Kendin Olmak: İnsan Olmanın Özüdür

Gülten RAYİMOĞLU

Kendin olmak, yalnızca bireysel bir duruş değil, insan olmanın en temel gerekliliğidir. Günümüz dünyasında, çevrenin etkisinden sıyrılarak kendi yolunu bulmak kolay değil. Ancak insanı insan yapan, ahlak ve adalet gibi evrensel değerlerden sapmadan, kim olduğunu unutmadan yürüyebilmektir.

Çevremiz, her an bizi şekillendirmeye çalışır.

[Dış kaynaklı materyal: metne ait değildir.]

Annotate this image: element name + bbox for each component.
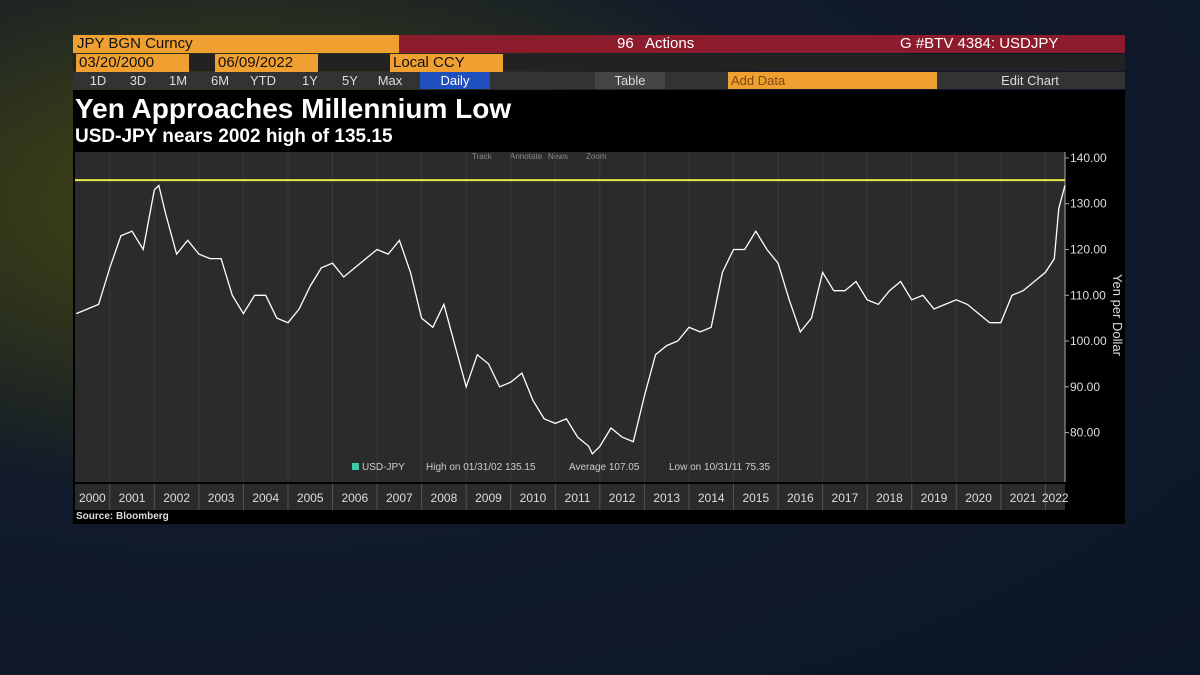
y-tick-label: 100.00	[1070, 334, 1107, 348]
x-tick-label: 2004	[252, 491, 279, 505]
y-tick-label: 110.00	[1070, 288, 1106, 302]
y-tick-label: 140.00	[1070, 151, 1107, 165]
x-tick-label: 2010	[520, 491, 547, 505]
chart-tool[interactable]: Track	[472, 152, 493, 161]
actions-menu[interactable]: Actions	[645, 35, 695, 52]
x-tick-label: 2022	[1042, 491, 1069, 505]
x-tick-label: 2005	[297, 491, 324, 505]
period-button[interactable]: Daily	[420, 72, 490, 89]
x-tick-label: 2001	[119, 491, 146, 505]
range-button[interactable]: 3D	[129, 73, 147, 88]
range-button[interactable]: 6M	[210, 73, 230, 88]
x-tick-label: 2018	[876, 491, 903, 505]
x-tick-label: 2008	[431, 491, 458, 505]
x-tick-label: 2007	[386, 491, 413, 505]
legend-entry: USD-JPY	[362, 462, 405, 473]
y-tick-label: 120.00	[1070, 242, 1107, 256]
table-button[interactable]: Table	[595, 72, 665, 89]
edit-chart-button[interactable]: Edit Chart	[1001, 73, 1059, 88]
plot-area	[75, 152, 1065, 482]
x-tick-label: 2012	[609, 491, 636, 505]
x-tick-label: 2000	[79, 491, 106, 505]
x-tick-label: 2017	[832, 491, 859, 505]
x-tick-label: 2015	[742, 491, 769, 505]
x-tick-label: 2020	[965, 491, 992, 505]
legend-swatch	[352, 463, 359, 470]
chart-tool[interactable]: Annotate	[510, 152, 543, 161]
chart-subtitle: USD-JPY nears 2002 high of 135.15	[75, 126, 393, 147]
range-button[interactable]: YTD	[250, 73, 276, 88]
toolbar-row	[73, 54, 1125, 71]
price-line	[76, 184, 1066, 456]
security-field[interactable]: JPY BGN Curncy	[73, 35, 399, 53]
chart-tool[interactable]: Zoom	[586, 152, 607, 161]
x-tick-label: 2021	[1010, 491, 1037, 505]
x-tick-label: 2002	[163, 491, 190, 505]
x-axis-band	[75, 484, 1065, 510]
y-axis-title: Yen per Dollar	[1110, 274, 1125, 357]
x-tick-label: 2019	[921, 491, 948, 505]
start-date[interactable]: 03/20/2000	[76, 54, 189, 72]
y-tick-label: 130.00	[1070, 197, 1107, 211]
range-button[interactable]: 5Y	[342, 73, 358, 88]
x-tick-label: 2016	[787, 491, 814, 505]
y-tick-label: 90.00	[1070, 380, 1100, 394]
function-code: G #BTV 4384: USDJPY	[900, 35, 1059, 52]
legend-note: High on 01/31/02 135.15	[426, 462, 536, 473]
source-note: Source: Bloomberg	[76, 511, 169, 522]
y-tick-label: 80.00	[1070, 426, 1100, 440]
x-tick-label: 2009	[475, 491, 502, 505]
x-tick-label: 2003	[208, 491, 235, 505]
range-button[interactable]: Max	[377, 73, 403, 88]
actions-key: 96	[617, 35, 634, 52]
range-button[interactable]: 1M	[168, 73, 188, 88]
legend-note: Average 107.05	[569, 462, 640, 473]
x-tick-label: 2014	[698, 491, 725, 505]
x-tick-label: 2006	[341, 491, 368, 505]
range-button[interactable]: 1Y	[302, 73, 318, 88]
add-data-field[interactable]: Add Data	[728, 72, 937, 89]
end-date[interactable]: 06/09/2022	[215, 54, 318, 72]
range-button[interactable]: 1D	[89, 73, 107, 88]
x-tick-label: 2013	[653, 491, 680, 505]
chart-title: Yen Approaches Millennium Low	[75, 93, 511, 124]
chart-tool[interactable]: News	[548, 152, 568, 161]
x-tick-label: 2011	[565, 491, 591, 505]
currency-field[interactable]: Local CCY	[390, 54, 503, 72]
legend-note: Low on 10/31/11 75.35	[669, 462, 770, 473]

Medya, toplum normları, gelenekler, hatta yakın çevremiz bile neyi nasıl yapmamız gerektiğini söylemekte ustadır. Bu baskı altında, kendi benliğini korumak cesaret ister. Ancak gerçek bir insan olmanın yolu, kendin olabilmekten geçer. Başkalarına özenmeden, sırf beğenilmek ya da onaylanmak için değil, içindeki değerleri ve doğruları savunarak yaşamak, insan olmanın esas anlamını oluşturur.

Kendin olmak, ahlaktan ve adaletten ayrılmamakla mümkündür.

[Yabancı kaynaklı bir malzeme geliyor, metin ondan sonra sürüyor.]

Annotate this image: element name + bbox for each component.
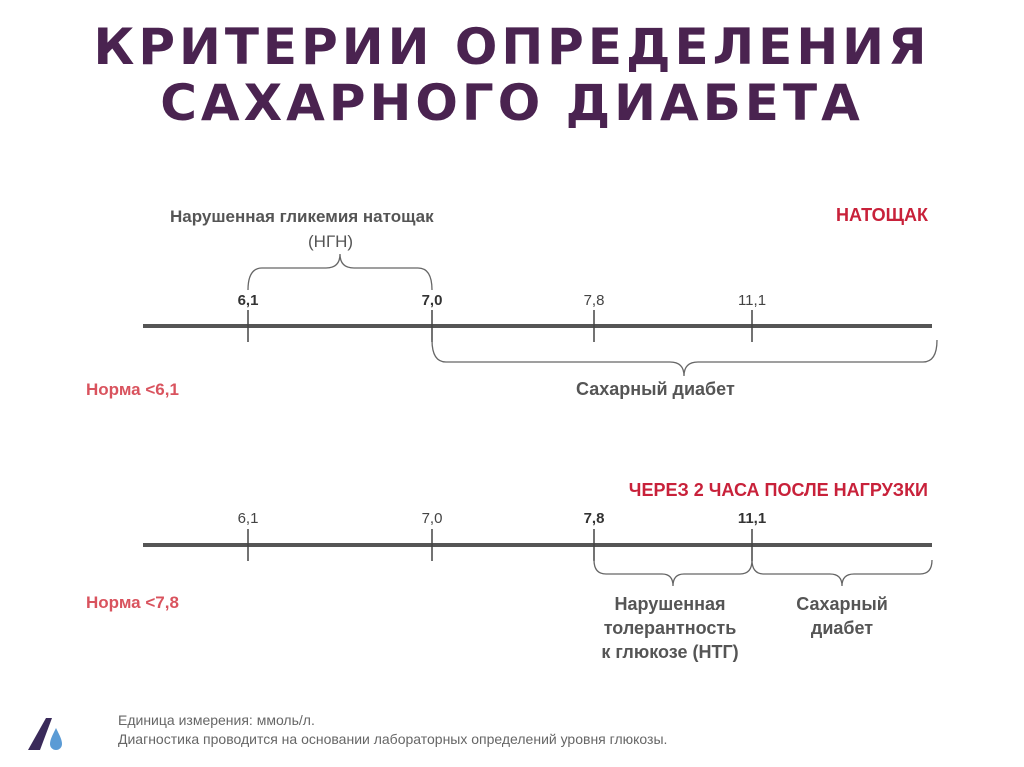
after-tick-label-11-1: 11,1 <box>737 510 767 527</box>
after-tick-label-7-8: 7,8 <box>583 510 605 527</box>
after-diabetes-label: Сахарный диабет <box>772 592 912 640</box>
ntg-line-1: Нарушенная <box>614 594 726 614</box>
fasting-tick-label-6-1: 6,1 <box>237 292 259 309</box>
fasting-header: НАТОЩАК <box>836 205 928 225</box>
fasting-tick-label-7-0: 7,0 <box>421 292 443 309</box>
ntg-line-2: толерантность <box>603 618 737 638</box>
ntg-brace <box>593 559 753 587</box>
after-tick-label-6-1: 6,1 <box>237 510 259 527</box>
fasting-diabetes-label: Сахарный диабет <box>576 379 735 399</box>
footer-units: Единица измерения: ммоль/л. <box>118 712 315 728</box>
drop-logo-icon <box>28 718 62 750</box>
fasting-norm: Норма <6,1 <box>86 380 179 399</box>
after-diabetes-brace <box>751 559 933 587</box>
ntg-label: Нарушенная толерантность к глюкозе (НТГ) <box>570 592 770 664</box>
fasting-tick-label-7-8: 7,8 <box>583 292 605 309</box>
ntg-line-3: к глюкозе (НТГ) <box>601 642 739 662</box>
after-diabetes-line-2: диабет <box>810 618 874 638</box>
fasting-tick-label-11-1: 11,1 <box>737 292 767 309</box>
ngn-abbr: (НГН) <box>308 232 354 251</box>
title-line-2: САХАРНОГО ДИАБЕТА <box>160 74 864 132</box>
after-tick-label-7-0: 7,0 <box>421 510 443 527</box>
after-diabetes-line-1: Сахарный <box>796 594 888 614</box>
footer-note: Диагностика проводится на основании лабо… <box>118 731 668 747</box>
ngn-label: Нарушенная гликемия натощак <box>170 207 434 226</box>
ngn-brace <box>247 253 433 291</box>
after-load-norm: Норма <7,8 <box>86 593 179 612</box>
title-line-1: КРИТЕРИИ ОПРЕДЕЛЕНИЯ <box>93 18 931 76</box>
fasting-diabetes-brace <box>431 339 938 377</box>
after-load-header: ЧЕРЕЗ 2 ЧАСА ПОСЛЕ НАГРУЗКИ <box>628 480 928 500</box>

Çünkü insan, çevresine verdiği zararla değil, değerlerine sadık kalarak büyür. Sadece kendini düşünerek değil, başkalarının haklarına saygı duyarak var olmayı başarır. Ahlak, insanın kendine ve çevresine olan borcudur. Adalet ise, bu ahlakın eyleme dönüşmüş hâlidir. Kendin olmak, bu dengeyi bozmadan yaşamak demektir.

Unutulmamalıdır ki, kendin olmak, bencil ya da başına buyruk olmak değildir. Bu, sorumluluklardan kaçmak anlamına gelmez. Aksine, kendin olmak, kendi doğrularınla yaşamayı göze alırken, başkalarının haklarını da gözetmektir. İçindeki insanı koruyarak, çevrene de örnek olabilmektir.

Kısaca, kendin olmak, insan olmanın özetidir.

Bu, başkalarına körü körüne uymadan, ama topluma karşı da duyarsız kalmadan, kendi özüne sadık bir hayat sürmektir. Gerçek insan olmak, kendin olmakla başlar ve değerlerini her durumda korumakla devam eder. Kendin ol; çünkü dünyanın, başka bir “sen”e değil, gerçek bir insana ihtiyacı var.